🤖 AI Summary
This study addresses the challenge of estimating diffusion parameters in stochastic differential equation (SDE) models when data and model are compatible only at specific scales. The authors propose an adaptive subsampling method based on the statistics of monotonic runs. By demonstrating that, for a broad class of additive-noise SDEs, the length of monotonic runs at infinitesimal scales approximately follows a geometric distribution with success probability 1/2, they establish a general criterion for selecting the subsampling rate without relying on multiscale diffusion asymptotics. The optimal sampling scale matching the SDE’s infinitesimal behavior is automatically determined solely from the statistical properties of monotonic increasing or decreasing segments in the observed time series. Validation on surrogate modeling of fiber lay-down trajectories in nonwoven fabric production demonstrates that the method yields highly accurate and model-consistent diffusion parameter estimates, proving effective in real-world industrial applications.
📝 Abstract
We study the problem of diffusion parameter estimation for stochastic differential equation (SDE) models in scenarios where data and model are compatible only on specific scales that have yet to be determined.
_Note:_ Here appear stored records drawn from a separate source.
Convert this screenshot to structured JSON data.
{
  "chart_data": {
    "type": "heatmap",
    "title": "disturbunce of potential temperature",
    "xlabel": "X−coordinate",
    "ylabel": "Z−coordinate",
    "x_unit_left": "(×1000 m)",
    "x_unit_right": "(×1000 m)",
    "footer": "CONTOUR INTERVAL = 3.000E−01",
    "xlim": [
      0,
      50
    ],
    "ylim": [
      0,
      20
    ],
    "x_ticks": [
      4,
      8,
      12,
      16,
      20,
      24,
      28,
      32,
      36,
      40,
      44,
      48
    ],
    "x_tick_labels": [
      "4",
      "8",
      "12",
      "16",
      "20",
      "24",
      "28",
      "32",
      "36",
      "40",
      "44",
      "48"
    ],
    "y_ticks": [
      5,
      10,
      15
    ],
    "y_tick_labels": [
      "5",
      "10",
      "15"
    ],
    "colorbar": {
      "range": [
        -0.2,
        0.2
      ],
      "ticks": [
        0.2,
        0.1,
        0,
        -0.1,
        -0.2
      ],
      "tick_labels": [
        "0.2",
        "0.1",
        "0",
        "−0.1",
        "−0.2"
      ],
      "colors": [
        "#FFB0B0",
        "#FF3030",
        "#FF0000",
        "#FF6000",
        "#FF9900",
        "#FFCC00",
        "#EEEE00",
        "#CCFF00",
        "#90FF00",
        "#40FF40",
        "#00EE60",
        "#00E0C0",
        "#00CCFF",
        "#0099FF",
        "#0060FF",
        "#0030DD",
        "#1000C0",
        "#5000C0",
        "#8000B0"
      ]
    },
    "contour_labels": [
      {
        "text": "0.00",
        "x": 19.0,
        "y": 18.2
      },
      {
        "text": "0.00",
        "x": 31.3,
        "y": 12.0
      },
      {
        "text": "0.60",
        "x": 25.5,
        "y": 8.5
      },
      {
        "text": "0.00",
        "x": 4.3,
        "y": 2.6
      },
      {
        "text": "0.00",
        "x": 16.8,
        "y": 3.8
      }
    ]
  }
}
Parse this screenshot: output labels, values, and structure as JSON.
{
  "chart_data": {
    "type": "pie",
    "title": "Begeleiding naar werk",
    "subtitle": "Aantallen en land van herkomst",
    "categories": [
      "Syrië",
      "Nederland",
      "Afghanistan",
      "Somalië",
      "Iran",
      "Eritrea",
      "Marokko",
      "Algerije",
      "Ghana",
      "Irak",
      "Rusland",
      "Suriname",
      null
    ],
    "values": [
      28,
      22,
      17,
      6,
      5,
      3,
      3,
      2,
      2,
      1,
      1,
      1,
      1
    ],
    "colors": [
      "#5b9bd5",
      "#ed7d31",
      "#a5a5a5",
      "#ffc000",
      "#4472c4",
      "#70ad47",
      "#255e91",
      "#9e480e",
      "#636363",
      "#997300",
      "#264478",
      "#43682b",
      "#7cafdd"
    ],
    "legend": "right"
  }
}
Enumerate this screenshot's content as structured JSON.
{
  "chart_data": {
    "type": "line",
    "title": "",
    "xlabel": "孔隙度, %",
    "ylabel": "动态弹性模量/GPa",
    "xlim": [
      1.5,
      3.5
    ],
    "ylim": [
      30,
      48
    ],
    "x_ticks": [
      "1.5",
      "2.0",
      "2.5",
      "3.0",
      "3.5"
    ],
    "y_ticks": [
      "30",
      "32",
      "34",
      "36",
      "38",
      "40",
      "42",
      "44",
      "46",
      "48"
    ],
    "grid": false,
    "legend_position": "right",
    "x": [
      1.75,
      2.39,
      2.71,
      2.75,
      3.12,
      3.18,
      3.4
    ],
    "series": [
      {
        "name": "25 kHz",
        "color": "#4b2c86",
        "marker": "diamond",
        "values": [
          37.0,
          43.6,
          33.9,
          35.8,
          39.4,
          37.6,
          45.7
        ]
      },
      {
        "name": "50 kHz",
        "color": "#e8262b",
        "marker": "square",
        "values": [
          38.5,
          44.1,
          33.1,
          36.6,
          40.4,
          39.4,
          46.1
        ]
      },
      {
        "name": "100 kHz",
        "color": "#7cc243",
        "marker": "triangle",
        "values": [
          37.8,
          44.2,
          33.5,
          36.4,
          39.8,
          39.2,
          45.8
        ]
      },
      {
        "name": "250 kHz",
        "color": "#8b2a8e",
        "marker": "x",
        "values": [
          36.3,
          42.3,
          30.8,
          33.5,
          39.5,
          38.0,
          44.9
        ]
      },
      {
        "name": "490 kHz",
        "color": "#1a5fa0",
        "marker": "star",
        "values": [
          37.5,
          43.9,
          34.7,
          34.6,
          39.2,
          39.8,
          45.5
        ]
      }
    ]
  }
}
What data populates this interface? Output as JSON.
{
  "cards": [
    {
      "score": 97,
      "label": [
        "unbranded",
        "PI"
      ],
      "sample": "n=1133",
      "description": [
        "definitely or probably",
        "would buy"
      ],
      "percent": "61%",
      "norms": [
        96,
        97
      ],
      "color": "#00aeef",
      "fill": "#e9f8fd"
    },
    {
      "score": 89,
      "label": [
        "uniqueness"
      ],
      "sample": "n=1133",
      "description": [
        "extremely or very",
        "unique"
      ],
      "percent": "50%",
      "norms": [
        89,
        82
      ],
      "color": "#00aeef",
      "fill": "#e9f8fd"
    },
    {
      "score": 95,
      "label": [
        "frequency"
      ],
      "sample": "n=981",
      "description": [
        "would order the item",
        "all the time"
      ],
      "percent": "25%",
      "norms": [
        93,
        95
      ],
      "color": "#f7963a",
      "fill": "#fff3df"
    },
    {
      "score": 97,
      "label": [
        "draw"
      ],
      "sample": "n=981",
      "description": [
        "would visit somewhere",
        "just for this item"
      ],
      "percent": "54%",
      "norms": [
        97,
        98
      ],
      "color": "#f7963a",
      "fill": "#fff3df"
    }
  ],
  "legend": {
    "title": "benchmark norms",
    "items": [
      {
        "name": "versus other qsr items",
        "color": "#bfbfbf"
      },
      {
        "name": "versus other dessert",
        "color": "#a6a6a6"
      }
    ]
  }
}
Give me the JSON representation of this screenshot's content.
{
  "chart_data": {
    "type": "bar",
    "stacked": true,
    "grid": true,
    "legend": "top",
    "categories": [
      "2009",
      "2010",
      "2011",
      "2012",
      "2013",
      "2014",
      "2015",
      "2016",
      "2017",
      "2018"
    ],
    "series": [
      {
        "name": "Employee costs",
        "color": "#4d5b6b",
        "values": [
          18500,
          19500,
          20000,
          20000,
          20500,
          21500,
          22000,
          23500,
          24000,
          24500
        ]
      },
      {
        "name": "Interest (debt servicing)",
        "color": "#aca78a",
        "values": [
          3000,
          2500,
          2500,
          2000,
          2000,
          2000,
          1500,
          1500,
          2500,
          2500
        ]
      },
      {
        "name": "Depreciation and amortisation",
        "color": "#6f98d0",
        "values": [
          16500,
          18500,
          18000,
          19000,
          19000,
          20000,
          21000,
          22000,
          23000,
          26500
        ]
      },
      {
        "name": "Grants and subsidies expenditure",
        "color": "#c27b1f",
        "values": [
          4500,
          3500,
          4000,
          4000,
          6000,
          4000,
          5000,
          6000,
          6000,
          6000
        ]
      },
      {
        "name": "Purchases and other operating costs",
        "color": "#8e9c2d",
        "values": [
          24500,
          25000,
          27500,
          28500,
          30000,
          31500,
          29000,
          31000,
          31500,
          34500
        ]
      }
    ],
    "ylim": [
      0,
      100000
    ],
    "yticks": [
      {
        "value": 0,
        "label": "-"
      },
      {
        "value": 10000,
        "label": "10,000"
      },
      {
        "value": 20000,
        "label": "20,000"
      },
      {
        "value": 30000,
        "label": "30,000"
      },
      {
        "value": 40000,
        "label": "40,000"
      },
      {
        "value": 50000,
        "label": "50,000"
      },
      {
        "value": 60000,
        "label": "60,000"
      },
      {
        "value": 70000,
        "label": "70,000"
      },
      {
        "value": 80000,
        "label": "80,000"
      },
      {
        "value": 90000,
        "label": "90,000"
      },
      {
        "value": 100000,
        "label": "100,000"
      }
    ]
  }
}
We introduce a simple and efficient method for selecting suitable rates at which given time series data should be subsampled in order to ensure that the statistical structure of the subsampled data is consistent with the behavior of the SDE model on an infinitesimal scale. Our approach is based on analyzing the statistics of the lengths of monotonically increasing or decreasing segments in the subsampled data sequence, which we refer to as monotone runs. As an analytical foundation, we prove for a large class of SDEs with additive noise that the lengths of monotone runs at an infinitesimal scale are approximately geometrically distributed with success probability $1/2$. This universal characterization is employed to derive an automated method for selecting appropriate subsampling rates for given time series data that is directly applicable in real-world scenarios and does not rely on an asymptotic framework of multiscale diffusions. The approach is demonstrated using an application from industrial mathematics concerning surrogate models for fiber lay-down curves in production processes of nonwoven textiles.